S'il ne devait rester qu'un chef-d'oeuvre en CG préhistorique, ce devrait être ce Malice Doll. L'animation est lacunaire, incroyablement pourrie, à tel point qu'elle répond merveilleusement bien aux impératifs d'un scénario chassant sans vergogne sur les terres du cyber punk le plus désenchanté.
Contrairement à des chefs-d'oeuvre malgré eux tels que l'étonnant Galerians, Malice Doll fait preuve d'une maîtrise autrement plus visible au niveau du scénario : celui-ci instrumentalise la faiblesse technique pour la mettre au service d'une réflexion assez bien menée sur le statut de la machine, et par conséquent de l'image de synthèse et de son utilité.
Même puissance visuelle qu'un Galerians, même ambiance viciée, à ceci près que Malice Doll est encore plus intense, va encore plus bas dans la corruption graphique et morale : la question du rapport sexuel hante à chaque image cette OAV morbide où des robots de prostitution sont condamnés à vivre dans un monde d'où l'humain a définitivement disparu.
La texture très granuleuse de l'image évoque un enregistrement de caméra de surveillance, conférant à l'ensemble une ambiance claustrophobe et malsaine ; on navigue en plein cauchemar, dans une espèce de casse où les robots évoluent tels des fantômes en attendant la mort. La déchéance physique et morale s'imprime ainsi sur la pellicule, et déforme les corps de ces robots qui cessent petit à petit de vivre, sans même s'en rendre compte.
La transformation de Malice Doll est d'autant plus surprenante qu'elle ne marque pas du tout une forme de rédemption : le retour de l'humain au sein de cet univers mourant ne sauve personne, il agit bien plutôt comme un virus rendant ces robots totalement fous, et les faisant muter de façon ignoble, la machine venant s'amalgamer à l'humain sans qu'aucune harmonie n'en ressorte à aucun moment. Pire, la folie s'empare de cet univers, qui bascule alors un peu plus vite dans le néant.
On n'apprend rien du mystère de cette incarnation, on ne saura pas pourquoi elle a eu lieu, c'est aussi ça qui fait toute la magie de cette OAV très étrange qui cultive avec soin son aspect maladif. De cet amas de CG coagulée émane une atmosphère de conte morbide, de monde labyrinthique où Ariane elle-même aurait perdu le fil, et où les Minotaures seraient légions.
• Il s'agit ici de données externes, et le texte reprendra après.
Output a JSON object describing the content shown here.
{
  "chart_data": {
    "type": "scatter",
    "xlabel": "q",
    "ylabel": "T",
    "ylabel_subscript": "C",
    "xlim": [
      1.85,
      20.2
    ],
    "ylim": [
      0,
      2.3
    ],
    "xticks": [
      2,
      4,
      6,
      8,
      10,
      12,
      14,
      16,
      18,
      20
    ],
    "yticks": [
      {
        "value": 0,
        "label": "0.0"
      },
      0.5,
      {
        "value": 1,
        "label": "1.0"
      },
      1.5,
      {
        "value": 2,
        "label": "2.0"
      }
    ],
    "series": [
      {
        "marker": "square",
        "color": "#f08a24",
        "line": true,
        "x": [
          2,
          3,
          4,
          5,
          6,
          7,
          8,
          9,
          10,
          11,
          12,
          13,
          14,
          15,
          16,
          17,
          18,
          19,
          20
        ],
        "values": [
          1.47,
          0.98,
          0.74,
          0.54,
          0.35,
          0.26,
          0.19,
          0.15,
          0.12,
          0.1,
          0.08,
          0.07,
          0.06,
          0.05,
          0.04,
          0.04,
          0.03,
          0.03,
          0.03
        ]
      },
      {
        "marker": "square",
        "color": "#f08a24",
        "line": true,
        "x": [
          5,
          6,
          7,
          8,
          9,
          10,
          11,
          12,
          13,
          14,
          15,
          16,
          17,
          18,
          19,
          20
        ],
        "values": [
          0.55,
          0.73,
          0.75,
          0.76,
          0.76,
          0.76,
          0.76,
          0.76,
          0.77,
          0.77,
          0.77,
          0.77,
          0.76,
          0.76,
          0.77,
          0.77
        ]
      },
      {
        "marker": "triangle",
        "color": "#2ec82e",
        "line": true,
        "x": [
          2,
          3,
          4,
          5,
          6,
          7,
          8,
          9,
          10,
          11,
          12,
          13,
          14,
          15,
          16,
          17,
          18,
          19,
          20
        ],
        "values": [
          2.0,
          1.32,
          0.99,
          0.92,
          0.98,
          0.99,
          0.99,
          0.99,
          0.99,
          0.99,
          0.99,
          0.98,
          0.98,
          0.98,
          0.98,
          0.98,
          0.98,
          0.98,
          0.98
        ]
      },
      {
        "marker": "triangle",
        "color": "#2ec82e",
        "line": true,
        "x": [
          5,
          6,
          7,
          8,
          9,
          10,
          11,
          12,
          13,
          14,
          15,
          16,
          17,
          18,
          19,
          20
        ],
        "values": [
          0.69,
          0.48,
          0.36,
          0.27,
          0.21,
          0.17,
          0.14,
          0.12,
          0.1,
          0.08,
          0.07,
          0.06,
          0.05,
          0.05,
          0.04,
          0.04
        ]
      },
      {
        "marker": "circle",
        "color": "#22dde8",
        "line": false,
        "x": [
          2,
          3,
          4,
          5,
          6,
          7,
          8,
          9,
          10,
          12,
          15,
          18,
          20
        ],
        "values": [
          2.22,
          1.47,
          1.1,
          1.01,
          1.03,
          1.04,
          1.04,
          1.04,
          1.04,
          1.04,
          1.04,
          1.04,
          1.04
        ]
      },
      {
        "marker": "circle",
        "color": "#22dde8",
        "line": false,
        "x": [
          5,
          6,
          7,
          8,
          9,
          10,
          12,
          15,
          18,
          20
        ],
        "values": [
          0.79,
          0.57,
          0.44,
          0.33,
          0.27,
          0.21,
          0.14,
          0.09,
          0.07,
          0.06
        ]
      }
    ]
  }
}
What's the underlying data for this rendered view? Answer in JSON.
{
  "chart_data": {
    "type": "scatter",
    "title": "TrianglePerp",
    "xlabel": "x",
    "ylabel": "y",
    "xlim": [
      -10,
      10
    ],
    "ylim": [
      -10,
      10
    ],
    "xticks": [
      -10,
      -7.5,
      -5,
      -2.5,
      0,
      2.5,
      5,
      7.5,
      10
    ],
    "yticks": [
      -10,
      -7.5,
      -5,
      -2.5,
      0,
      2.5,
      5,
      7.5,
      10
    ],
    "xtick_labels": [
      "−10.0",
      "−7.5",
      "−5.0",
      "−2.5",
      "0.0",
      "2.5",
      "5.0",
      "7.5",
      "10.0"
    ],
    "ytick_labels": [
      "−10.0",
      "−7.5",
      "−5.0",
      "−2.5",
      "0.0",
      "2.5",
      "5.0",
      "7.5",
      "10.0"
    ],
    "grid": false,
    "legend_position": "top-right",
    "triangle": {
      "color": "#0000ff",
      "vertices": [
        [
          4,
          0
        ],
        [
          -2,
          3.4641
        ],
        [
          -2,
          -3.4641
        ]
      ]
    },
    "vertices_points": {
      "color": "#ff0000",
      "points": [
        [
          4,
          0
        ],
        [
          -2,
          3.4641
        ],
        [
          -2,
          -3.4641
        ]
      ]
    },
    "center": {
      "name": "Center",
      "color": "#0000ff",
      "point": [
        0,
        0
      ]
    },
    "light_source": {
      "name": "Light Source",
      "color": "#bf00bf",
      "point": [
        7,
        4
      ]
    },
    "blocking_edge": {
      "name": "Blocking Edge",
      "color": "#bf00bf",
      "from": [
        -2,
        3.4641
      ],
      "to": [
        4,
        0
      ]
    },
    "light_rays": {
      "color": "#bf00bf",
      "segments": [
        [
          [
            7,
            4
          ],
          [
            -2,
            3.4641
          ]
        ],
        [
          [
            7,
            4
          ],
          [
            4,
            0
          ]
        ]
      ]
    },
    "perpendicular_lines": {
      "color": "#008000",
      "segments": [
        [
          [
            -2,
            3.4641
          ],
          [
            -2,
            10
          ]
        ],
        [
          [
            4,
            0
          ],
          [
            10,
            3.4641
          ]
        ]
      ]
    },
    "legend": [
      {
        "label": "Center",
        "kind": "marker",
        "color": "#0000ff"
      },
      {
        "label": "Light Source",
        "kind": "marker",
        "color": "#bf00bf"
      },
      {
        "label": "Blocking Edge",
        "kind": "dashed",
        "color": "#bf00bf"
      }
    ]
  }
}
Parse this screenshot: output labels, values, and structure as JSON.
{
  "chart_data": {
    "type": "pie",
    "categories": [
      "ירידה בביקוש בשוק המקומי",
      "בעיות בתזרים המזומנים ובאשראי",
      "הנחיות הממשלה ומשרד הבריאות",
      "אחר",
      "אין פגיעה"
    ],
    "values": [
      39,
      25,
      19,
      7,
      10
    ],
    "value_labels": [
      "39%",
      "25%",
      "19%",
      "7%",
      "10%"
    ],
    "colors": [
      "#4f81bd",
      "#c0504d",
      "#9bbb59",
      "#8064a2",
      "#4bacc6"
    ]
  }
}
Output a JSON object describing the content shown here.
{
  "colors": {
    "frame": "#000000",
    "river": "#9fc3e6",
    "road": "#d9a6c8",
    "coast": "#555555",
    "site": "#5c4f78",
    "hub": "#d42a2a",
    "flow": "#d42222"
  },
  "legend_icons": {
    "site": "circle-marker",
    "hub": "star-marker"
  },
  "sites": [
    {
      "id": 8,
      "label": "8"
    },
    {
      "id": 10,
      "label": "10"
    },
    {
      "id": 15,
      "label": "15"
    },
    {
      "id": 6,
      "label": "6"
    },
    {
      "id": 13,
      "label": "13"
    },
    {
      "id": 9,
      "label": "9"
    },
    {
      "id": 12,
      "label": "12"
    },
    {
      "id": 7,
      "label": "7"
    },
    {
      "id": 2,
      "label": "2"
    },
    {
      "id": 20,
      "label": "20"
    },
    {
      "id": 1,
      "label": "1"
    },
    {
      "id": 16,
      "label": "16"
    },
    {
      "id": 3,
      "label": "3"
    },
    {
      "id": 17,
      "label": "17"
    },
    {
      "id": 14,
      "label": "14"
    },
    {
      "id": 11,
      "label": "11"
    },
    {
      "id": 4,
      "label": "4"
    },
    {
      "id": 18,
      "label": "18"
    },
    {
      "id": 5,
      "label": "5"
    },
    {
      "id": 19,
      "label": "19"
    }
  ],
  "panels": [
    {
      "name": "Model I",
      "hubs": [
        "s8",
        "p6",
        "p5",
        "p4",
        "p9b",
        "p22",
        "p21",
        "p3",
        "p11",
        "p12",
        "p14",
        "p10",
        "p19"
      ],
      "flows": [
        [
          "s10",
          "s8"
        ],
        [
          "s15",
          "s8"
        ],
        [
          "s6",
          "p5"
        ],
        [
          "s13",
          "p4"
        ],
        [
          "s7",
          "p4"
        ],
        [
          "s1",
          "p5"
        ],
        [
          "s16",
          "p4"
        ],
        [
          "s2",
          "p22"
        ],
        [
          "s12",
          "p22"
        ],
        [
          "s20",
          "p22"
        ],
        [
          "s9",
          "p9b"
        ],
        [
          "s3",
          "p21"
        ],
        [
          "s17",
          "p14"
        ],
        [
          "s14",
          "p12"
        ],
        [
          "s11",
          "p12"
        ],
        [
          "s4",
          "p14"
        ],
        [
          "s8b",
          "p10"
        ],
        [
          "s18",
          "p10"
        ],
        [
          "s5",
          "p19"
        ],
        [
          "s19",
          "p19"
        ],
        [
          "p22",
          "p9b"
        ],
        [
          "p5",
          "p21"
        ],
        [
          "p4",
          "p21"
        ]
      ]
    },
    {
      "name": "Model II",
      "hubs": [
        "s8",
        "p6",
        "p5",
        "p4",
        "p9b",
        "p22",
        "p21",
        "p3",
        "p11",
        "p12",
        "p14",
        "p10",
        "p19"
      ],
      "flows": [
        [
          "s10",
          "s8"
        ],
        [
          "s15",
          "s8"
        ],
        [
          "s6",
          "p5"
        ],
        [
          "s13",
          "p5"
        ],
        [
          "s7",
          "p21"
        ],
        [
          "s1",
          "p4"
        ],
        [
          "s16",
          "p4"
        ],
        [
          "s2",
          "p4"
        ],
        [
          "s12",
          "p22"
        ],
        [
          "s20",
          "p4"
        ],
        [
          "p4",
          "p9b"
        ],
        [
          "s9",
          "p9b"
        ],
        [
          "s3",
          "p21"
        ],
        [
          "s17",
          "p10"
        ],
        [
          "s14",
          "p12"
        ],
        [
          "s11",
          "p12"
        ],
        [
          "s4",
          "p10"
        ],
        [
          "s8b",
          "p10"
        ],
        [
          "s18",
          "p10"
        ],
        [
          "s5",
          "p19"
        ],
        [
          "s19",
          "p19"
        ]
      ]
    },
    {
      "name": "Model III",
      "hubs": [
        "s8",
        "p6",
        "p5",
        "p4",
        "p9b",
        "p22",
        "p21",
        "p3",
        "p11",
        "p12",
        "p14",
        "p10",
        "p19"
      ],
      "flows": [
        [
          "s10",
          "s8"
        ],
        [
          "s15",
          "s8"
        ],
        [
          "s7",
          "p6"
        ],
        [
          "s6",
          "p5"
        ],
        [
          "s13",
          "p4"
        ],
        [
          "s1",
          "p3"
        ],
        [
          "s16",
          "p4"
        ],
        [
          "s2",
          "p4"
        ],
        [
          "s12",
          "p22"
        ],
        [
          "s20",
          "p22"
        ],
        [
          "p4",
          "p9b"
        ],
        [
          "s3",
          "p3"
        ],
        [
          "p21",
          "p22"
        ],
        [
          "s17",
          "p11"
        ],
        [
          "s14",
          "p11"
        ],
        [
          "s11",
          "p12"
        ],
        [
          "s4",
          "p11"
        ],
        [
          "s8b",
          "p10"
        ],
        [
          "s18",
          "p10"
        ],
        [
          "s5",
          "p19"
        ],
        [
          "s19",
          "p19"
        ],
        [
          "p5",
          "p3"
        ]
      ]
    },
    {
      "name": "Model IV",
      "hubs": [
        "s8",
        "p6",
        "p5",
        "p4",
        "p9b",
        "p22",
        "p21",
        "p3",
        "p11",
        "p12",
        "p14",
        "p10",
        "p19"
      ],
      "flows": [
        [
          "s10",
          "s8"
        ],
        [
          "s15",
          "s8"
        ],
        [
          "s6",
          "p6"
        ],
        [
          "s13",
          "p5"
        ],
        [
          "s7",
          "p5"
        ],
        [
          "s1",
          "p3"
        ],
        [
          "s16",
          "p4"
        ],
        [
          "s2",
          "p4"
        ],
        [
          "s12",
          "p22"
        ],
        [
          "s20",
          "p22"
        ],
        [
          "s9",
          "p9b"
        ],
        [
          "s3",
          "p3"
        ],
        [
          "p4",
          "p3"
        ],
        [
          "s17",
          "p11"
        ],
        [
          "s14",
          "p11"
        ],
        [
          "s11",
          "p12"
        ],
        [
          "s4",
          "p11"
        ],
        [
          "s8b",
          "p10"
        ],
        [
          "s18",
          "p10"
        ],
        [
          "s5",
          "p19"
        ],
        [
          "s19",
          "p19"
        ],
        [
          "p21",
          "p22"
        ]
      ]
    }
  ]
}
Un chef-d'oeuvre à tout point de vue, même si la seconde moitié de l'OAV bascule un peu plus dans le conventionnel, l'intrigue devenant tout à coup facile à prévoir sur la fin. Malice Doll est un monument dans sa catégorie, un chef-d'oeuvre fantomatique où les visages inexpressifs ont quelques choses de tragiques et de désespérément (in?)humain. La mélancolie au milieu d'une décharge fumante, voilà ce qui vous attend si vous acceptez de pénétrer cet univers en plein déclin.